The MPD is looking into whether the suspected cheating constitutes a charge of interfering with operations of the National Center for University Entrance Examinations, which is the administrator of the two-day Common Test for University Admissions, through deceitful means.
According to the sources, the student said she attends a university in the Kansai region but was aiming to get into a top private university in Tokyo. She took the unified university entrance exam at a venue in Neyagawa, Osaka Prefecture, on Jan. 15.
After the suspected cheating was reported in the media on Wednesday, the student called her mother and cried as she confessed her involvement, the sources said. The next morning, accompanied by her mother and grandmother, she turned herself in at the Marugame Police Station in Kagawa Prefecture. Her home is in Kochi Prefecture, also in the Shikoku region.
“I hid my smartphone in the sleeve of my jacket and took a video of the exam question sheet, then I sent still images,” the student was quoted by police as saying.
The investigation revealed that a person identifying herself as a second-year female high school student solicited help from at least four university students through a website introducing home tutors from last December, saying such things as “I want you to tutor me on Jan. 15 to prepare for the Common Test.”

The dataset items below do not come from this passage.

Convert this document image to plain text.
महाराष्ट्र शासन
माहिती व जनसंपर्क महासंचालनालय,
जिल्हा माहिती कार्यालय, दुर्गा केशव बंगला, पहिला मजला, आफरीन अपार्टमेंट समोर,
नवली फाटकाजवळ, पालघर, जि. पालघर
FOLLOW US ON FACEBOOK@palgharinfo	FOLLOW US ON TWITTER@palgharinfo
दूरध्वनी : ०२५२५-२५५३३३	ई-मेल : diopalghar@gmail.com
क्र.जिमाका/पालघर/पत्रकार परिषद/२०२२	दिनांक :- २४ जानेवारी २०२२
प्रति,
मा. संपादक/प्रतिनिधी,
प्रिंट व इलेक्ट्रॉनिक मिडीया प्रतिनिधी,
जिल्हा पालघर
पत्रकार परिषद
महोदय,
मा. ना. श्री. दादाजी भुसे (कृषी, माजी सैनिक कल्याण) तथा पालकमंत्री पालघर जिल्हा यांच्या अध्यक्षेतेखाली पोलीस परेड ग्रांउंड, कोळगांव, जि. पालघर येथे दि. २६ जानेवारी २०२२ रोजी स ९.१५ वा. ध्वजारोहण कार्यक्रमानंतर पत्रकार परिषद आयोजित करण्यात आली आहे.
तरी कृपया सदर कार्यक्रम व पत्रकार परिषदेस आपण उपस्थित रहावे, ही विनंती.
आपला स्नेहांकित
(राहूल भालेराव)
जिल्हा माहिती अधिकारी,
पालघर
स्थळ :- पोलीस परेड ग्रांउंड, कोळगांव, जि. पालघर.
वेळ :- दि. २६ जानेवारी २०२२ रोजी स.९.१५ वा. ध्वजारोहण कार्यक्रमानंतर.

During the World History B test on Jan. 15, the images of exam questions were sent to the tutors, including at least one University of Tokyo student, via Skype. One or more tutors, unaware that the questions were from the actual test, are believed to have provided answers to the questions while the test was still in progress.
The advise-seeker is believed to have been the female university student, who told investigators during questioning by the MPD that she had registered with the home tutor website “for the purpose of cheating” on the exam, the sources said.
The alleged cheating came to light when a University of Tokyo student who provided answers to the exam questions reported the matter to the exam administrator and other entities.
After the MPD being contacted by the testing center, the University of Tokyo student and other tutors voluntarily submitted to questioning and the MPD confirmed their Skype history and images. The tutor website provided the advise-seeker’s email address, credit card information and other personal information, from which the MPD could make an identification.
The national testing center requires that test takers turn off electronic devices and store them in bags or other locations prior to the start of the exam. Makeups and re-tests are scheduled to be held this weekend around the country.